HIT: Choice’s investment in the upmarket sector is giving its loyal guests a self-curating menu of options. Although no two hotels are the same, how will you ensure that the standards and services that apply to the hard-branded hotels will keep their soft-branded sisters as consistent in their design and services?
Shalala: Part of what we’ve done with this relaunch is introduce brand pillars so that prospective owners or developers of these hotels have a clear understanding of what their property should offer to match what a Radisson Individual should be. Our target audience expects each hotel to be individually unique. But they can also expect that each will deliver high-quality service, offer on-site amenities like a wellness center and pool and give them an experience that feels authentic to their destination, such as a restaurant serving local-inspired food.
HIT: What’s in the pipeline? How many hotels do you expect to add by the end of 2025?
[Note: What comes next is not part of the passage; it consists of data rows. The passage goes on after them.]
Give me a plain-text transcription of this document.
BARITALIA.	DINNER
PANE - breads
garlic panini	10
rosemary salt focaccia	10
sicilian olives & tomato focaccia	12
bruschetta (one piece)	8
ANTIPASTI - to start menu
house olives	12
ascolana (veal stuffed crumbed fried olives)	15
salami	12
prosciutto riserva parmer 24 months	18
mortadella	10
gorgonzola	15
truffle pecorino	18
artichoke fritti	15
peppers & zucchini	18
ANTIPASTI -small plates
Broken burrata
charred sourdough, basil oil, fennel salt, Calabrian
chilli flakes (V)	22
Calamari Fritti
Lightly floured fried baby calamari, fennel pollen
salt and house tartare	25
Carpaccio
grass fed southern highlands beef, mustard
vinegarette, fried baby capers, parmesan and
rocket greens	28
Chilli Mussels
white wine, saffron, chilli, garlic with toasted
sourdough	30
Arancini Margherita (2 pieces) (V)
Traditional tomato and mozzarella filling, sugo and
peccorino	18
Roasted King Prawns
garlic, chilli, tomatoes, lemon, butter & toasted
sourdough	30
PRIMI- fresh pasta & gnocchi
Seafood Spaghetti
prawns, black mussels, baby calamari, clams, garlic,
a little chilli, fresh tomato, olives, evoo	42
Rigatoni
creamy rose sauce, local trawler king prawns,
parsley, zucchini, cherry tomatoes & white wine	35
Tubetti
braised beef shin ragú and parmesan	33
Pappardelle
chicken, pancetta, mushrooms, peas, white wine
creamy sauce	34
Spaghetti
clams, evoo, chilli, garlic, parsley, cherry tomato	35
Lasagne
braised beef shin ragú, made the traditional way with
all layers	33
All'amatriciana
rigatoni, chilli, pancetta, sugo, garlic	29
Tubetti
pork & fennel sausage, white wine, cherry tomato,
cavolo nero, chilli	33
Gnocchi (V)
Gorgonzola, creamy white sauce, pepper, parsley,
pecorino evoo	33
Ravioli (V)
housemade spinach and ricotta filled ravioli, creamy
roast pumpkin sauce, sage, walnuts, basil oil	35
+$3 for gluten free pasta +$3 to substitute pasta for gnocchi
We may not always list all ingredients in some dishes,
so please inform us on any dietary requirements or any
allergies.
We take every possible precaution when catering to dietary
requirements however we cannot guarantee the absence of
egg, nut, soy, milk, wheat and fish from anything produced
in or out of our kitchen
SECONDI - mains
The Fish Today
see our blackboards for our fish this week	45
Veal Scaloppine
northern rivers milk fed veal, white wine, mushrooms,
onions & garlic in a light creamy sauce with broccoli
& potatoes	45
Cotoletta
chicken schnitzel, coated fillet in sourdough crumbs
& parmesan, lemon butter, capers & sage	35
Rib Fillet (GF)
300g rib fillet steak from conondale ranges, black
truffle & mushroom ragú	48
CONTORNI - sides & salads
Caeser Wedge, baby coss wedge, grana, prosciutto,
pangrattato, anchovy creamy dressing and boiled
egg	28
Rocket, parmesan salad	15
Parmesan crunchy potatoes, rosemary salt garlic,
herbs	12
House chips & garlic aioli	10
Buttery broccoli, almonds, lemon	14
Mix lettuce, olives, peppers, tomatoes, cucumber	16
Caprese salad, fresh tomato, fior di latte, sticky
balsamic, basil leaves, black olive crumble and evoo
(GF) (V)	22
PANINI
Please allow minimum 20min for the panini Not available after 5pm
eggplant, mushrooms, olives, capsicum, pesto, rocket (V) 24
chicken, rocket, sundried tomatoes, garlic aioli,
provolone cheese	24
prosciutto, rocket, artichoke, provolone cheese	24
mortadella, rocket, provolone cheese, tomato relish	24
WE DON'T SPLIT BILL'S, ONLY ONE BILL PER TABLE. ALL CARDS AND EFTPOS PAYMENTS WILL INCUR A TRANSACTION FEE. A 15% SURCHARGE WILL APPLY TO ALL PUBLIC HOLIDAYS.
Shalala: We currently franchise 15 hotels across the Americas. Our ambition is to significantly scale that and bring these hotels to major cities and popular leisure locations. We are in advanced talks with a significant number of U.S. hotels in a mix of markets, including some high-end leisure destinations and semi-urban locations. We expect our growth will come largely from conversions, but we are also exploring adaptive reuse projects.
Mary Scoviak is custom and design content director, Hotel Investment Today by Northstar.
The views and opinions expressed in this content do not necessarily reflect the opinions of Hotel Investment Today by Northstar or Northstar Travel Group and its affiliated companies.